A SKG respondeu rapidamente, criticando a ESA por interpretar mal a intenção do projeto de lei. A organização reiterou que o projeto de lei não exige que os fabricantes operem servidores oficiais permanentemente, mas exige que os jogos ainda existam em algum estado funcional após a interrupção do serviço oficial, como fornecer um modo offline local ou permitir que os jogadores construam seus próprios servidores. Isto está de acordo com a posição da SKG quando refutou o grupo industrial europeu Video Games Europe no ano passado.

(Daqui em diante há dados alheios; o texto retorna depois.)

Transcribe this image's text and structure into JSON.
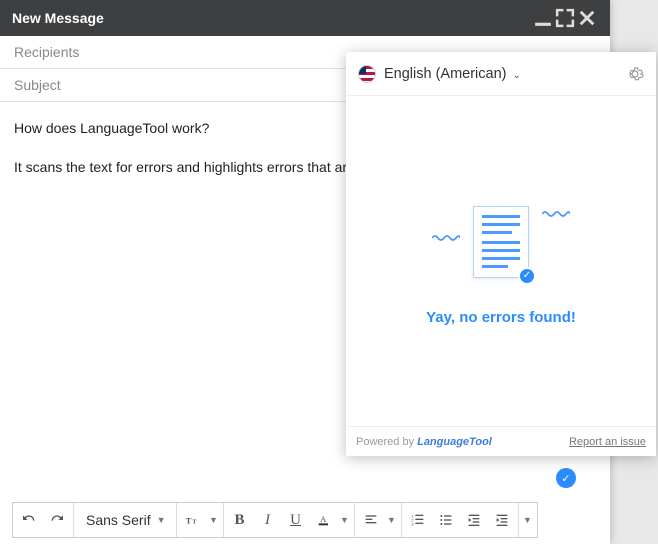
{
  "window": {
    "title": "New Message"
  },
  "fields": {
    "recipients_placeholder": "Recipients",
    "subject_placeholder": "Subject"
  },
  "body": {
    "line1": "How does LanguageTool work?",
    "line2": "It scans the text for errors and highlights errors that are d"
  },
  "toolbar": {
    "font_family": "Sans Serif"
  },
  "lt": {
    "language": "English (American)",
    "success_msg": "Yay, no errors found!",
    "powered_by_prefix": "Powered by",
    "powered_by_brand": "LanguageTool",
    "report_label": "Report an issue"
  }
}
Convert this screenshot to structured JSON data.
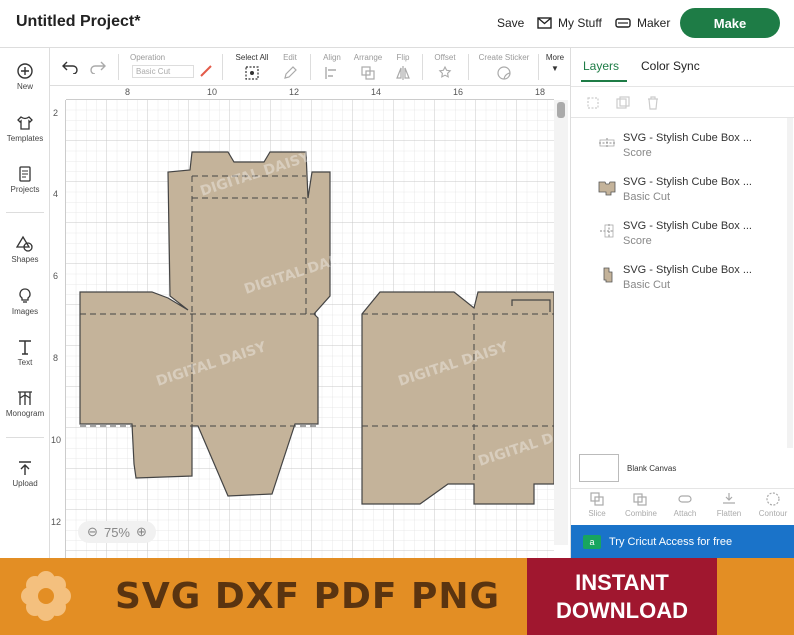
{
  "header": {
    "project_title": "Untitled Project*",
    "save_label": "Save",
    "my_stuff_label": "My Stuff",
    "maker_label": "Maker",
    "make_label": "Make",
    "brand_color": "#1e7c46"
  },
  "sidebar": {
    "items": [
      {
        "label": "New",
        "icon": "plus-circle-icon"
      },
      {
        "label": "Templates",
        "icon": "shirt-icon"
      },
      {
        "label": "Projects",
        "icon": "projects-icon"
      },
      {
        "label": "Shapes",
        "icon": "shapes-icon"
      },
      {
        "label": "Images",
        "icon": "lightbulb-icon"
      },
      {
        "label": "Text",
        "icon": "text-icon"
      },
      {
        "label": "Monogram",
        "icon": "monogram-icon"
      },
      {
        "label": "Upload",
        "icon": "upload-icon"
      }
    ]
  },
  "toolbar": {
    "operation_label": "Operation",
    "operation_value": "Basic Cut",
    "select_all_label": "Select All",
    "edit_label": "Edit",
    "align_label": "Align",
    "arrange_label": "Arrange",
    "flip_label": "Flip",
    "offset_label": "Offset",
    "create_sticker_label": "Create Sticker",
    "more_label": "More"
  },
  "canvas": {
    "ruler_top": [
      "8",
      "10",
      "12",
      "14",
      "16",
      "18"
    ],
    "ruler_left": [
      "2",
      "4",
      "6",
      "8",
      "10",
      "12"
    ],
    "zoom_minus": "⊖",
    "zoom_value": "75%",
    "zoom_plus": "⊕",
    "watermark": "DIGITAL DAISY",
    "shape_fill": "#c4b39a"
  },
  "right_panel": {
    "tabs": [
      "Layers",
      "Color Sync"
    ],
    "layers": [
      {
        "name": "SVG - Stylish Cube Box ...",
        "type": "Score"
      },
      {
        "name": "SVG - Stylish Cube Box ...",
        "type": "Basic Cut"
      },
      {
        "name": "SVG - Stylish Cube Box ...",
        "type": "Score"
      },
      {
        "name": "SVG - Stylish Cube Box ...",
        "type": "Basic Cut"
      }
    ],
    "blank_canvas_label": "Blank Canvas",
    "bottom_tools": [
      "Slice",
      "Combine",
      "Attach",
      "Flatten",
      "Contour"
    ],
    "access_label": "Try Cricut Access for free",
    "access_color": "#1a73c9"
  },
  "banner": {
    "formats": "SVG DXF PDF PNG",
    "cta_line1": "INSTANT",
    "cta_line2": "DOWNLOAD",
    "background": "#e38e24",
    "cta_color": "#a0172f"
  }
}
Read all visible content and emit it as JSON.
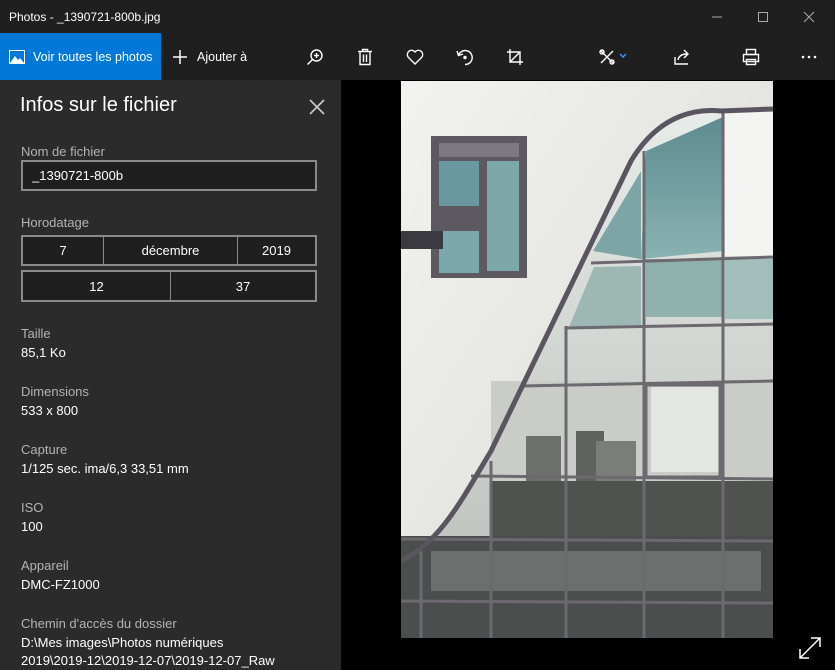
{
  "window": {
    "title": "Photos - _1390721-800b.jpg"
  },
  "toolbar": {
    "view_all_label": "Voir toutes les photos",
    "add_label": "Ajouter à",
    "icons": [
      "zoom-icon",
      "delete-icon",
      "favorite-icon",
      "rotate-icon",
      "crop-icon",
      "edit-icon",
      "share-icon",
      "print-icon",
      "more-icon"
    ]
  },
  "info": {
    "title": "Infos sur le fichier",
    "filename_label": "Nom de fichier",
    "filename_value": "_1390721-800b",
    "timestamp_label": "Horodatage",
    "day": "7",
    "month": "décembre",
    "year": "2019",
    "hour": "12",
    "minute": "37",
    "size_label": "Taille",
    "size_value": "85,1 Ko",
    "dimensions_label": "Dimensions",
    "dimensions_value": "533 x 800",
    "capture_label": "Capture",
    "capture_value": "1/125 sec. ima/6,3 33,51 mm",
    "iso_label": "ISO",
    "iso_value": "100",
    "device_label": "Appareil",
    "device_value": "DMC-FZ1000",
    "path_label": "Chemin d'accès du dossier",
    "path_line1": "D:\\Mes images\\Photos numériques",
    "path_line2": "2019\\2019-12\\2019-12-07\\2019-12-07_Raw"
  },
  "colors": {
    "accent": "#0078d7",
    "panel": "#2b2b2b",
    "chrome": "#1f1f1f"
  }
}
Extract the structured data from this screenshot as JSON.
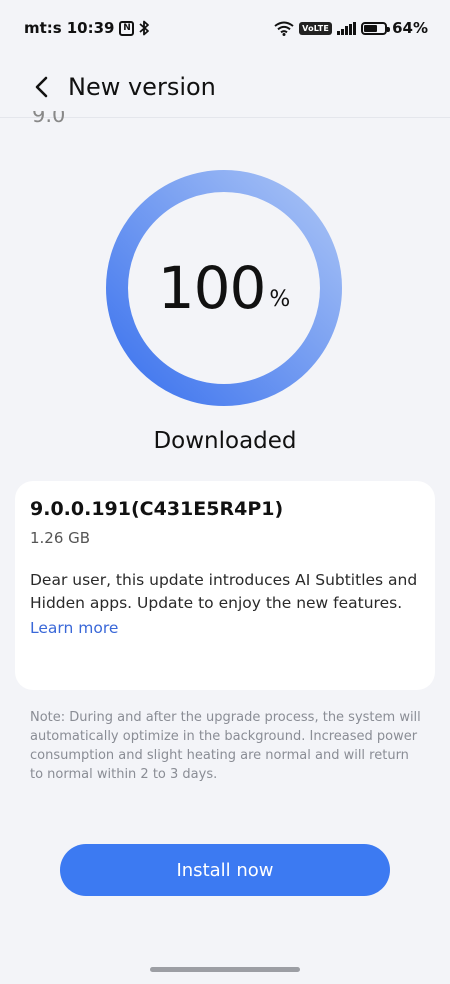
{
  "status_bar": {
    "carrier": "mt:s",
    "time": "10:39",
    "nfc_glyph": "N",
    "volte": "VoLTE",
    "battery": "64%",
    "icons": [
      "nfc-icon",
      "bluetooth-icon",
      "wifi-icon",
      "volte-icon",
      "signal-icon",
      "battery-icon"
    ]
  },
  "header": {
    "title": "New version",
    "clipped_version": "9.0"
  },
  "progress": {
    "value": 100,
    "value_text": "100",
    "unit": "%",
    "label": "Downloaded",
    "colors": {
      "start": "#3c73ee",
      "end": "#a9c3f5"
    }
  },
  "card": {
    "version": "9.0.0.191(C431E5R4P1)",
    "size": "1.26 GB",
    "description": "Dear user, this update introduces AI Subtitles and Hidden apps. Update to enjoy the new features.",
    "learn_more": "Learn more"
  },
  "note": "Note: During and after the upgrade process, the system will automatically optimize in the background. Increased power consumption and slight heating are normal and will return to normal within 2 to 3 days.",
  "install_button": "Install now",
  "colors": {
    "accent": "#3c7af2",
    "link": "#3a68d8",
    "background": "#f3f4f8"
  }
}
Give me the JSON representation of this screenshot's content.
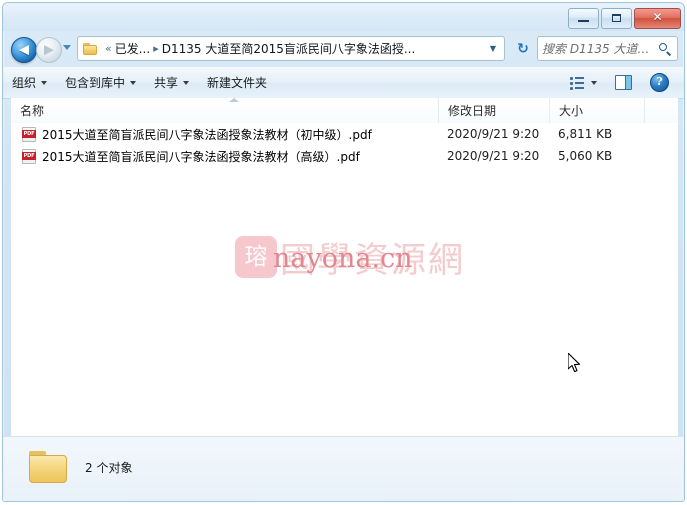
{
  "window": {
    "controls": {
      "minimize_label": "–",
      "maximize_label": "□",
      "close_label": "✕"
    }
  },
  "navigation": {
    "back_label": "◀",
    "forward_label": "▶",
    "history_caret": "▼",
    "refresh_label": "↻"
  },
  "address": {
    "overflow_label": "«",
    "crumb_1": "已发...",
    "separator": "▸",
    "crumb_2": "D1135 大道至简2015盲派民间八字象法函授...",
    "dropdown_caret": "▼"
  },
  "search": {
    "placeholder": "搜索 D1135 大道至简...",
    "value": ""
  },
  "toolbar": {
    "organize_label": "组织",
    "include_library_label": "包含到库中",
    "share_label": "共享",
    "new_folder_label": "新建文件夹",
    "view_caret": "▼",
    "help_label": "?"
  },
  "columns": {
    "name": "名称",
    "date_modified": "修改日期",
    "size": "大小"
  },
  "files": [
    {
      "name": "2015大道至简盲派民间八字象法函授象法教材（初中级）.pdf",
      "date": "2020/9/21 9:20",
      "size": "6,811 KB",
      "icon": "pdf-icon"
    },
    {
      "name": "2015大道至简盲派民间八字象法函授象法教材（高级）.pdf",
      "date": "2020/9/21 9:20",
      "size": "5,060 KB",
      "icon": "pdf-icon"
    }
  ],
  "watermark": {
    "logo_glyph": "瑢",
    "site_name_cn": "國學資源網",
    "site_url": "nayona.cn",
    "color_pale": "#f4ccce",
    "color_url": "#e2868f"
  },
  "status": {
    "item_count_label": "2 个对象"
  }
}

Na questão da “expiração dos direitos autorais”, as diferenças entre os dois lados são igualmente óbvias. A ESA acredita que alguns jogos já não podem ser vendidos devido à expiração dos seus contratos de licenciamento. Nesse caso, é difícil continuar oferecendo suporte para jogos antigos. SKG respondeu que mesmo que não possa continuar a ser vendido para o mundo exterior, os usuários que já compraram o jogo não deveriam ser afetados. O jogo de corrida “Forza Horizon 4” da Microsoft é considerado um caso típico: devido ao vencimento da licença do veículo, o jogo foi retirado das prateleiras e descontinuado em 2024, mas os jogadores existentes ainda podem baixá-lo e jogá-lo na íntegra.
O avanço do AB 1921 da Califórnia é inseparável das ações recentes da SKG a nível europeu. Em abril deste ano, o SKG foi convidado a participar de uma audiência relevante do Parlamento Europeu e trouxe as assinaturas em nomes reais de mais de um milhão de jogadores europeus para solicitar à UE que formulasse regulamentos semelhantes para proteger os direitos dos jogadores após o "fim da vida" dos jogos digitais. A União Europeia está actualmente a avaliar a sua própria versão das regras, que alargou o movimento em torno dos "Jogos Stop Killing" das plataformas sociais e petições comunitárias às batalhas legislativas transatlânticas.
O fundador da SKG é o conhecido YouTuber Ross Scott, que fundou oficialmente a organização em 2024. O gatilho foi a decisão da editora francesa Ubisoft de desligar os servidores do jogo de corrida “The Crew”, uma medida que deixou mais de 12 milhões de jogadores que compraram versões físicas ou digitais do jogo coletivamente sem acesso ao jogo. Na época, a Ubisoft disse que os jogadores deveriam se acostumar a “não possuir realmente o jogo” e lamentou que “nada dura para sempre”. Hoje, esta paralisação do serviço desencadeou uma ação judicial movida por grupos de consumidores em França. A Ubisoft prometeu que futuros novos jogos incluirão um modo offline para aliviar as preocupações dos jogadores sobre serem “forçados a serem descartados”.
Com o avanço da lei da Califórnia e a elaboração da legislação da UE, o debate em torno de “se os jogos digitais podem terminar bem” está a passar da comunidade de jogadores para o nível de elaboração de políticas. De um lado estão organizações ativistas e grupos de jogadores que defendem que os consumidores têm o direito de continuar jogando os jogos comprados após o desligamento dos servidores. Do outro lado estão as associações industriais e os editores que enfatizam as limitações da tecnologia, do licenciamento e dos modelos de negócios. Se o AB 1921 pode ser aprovado apesar da oposição da ESA pode tornar-se um dos principais indicadores da direção desta controvérsia global.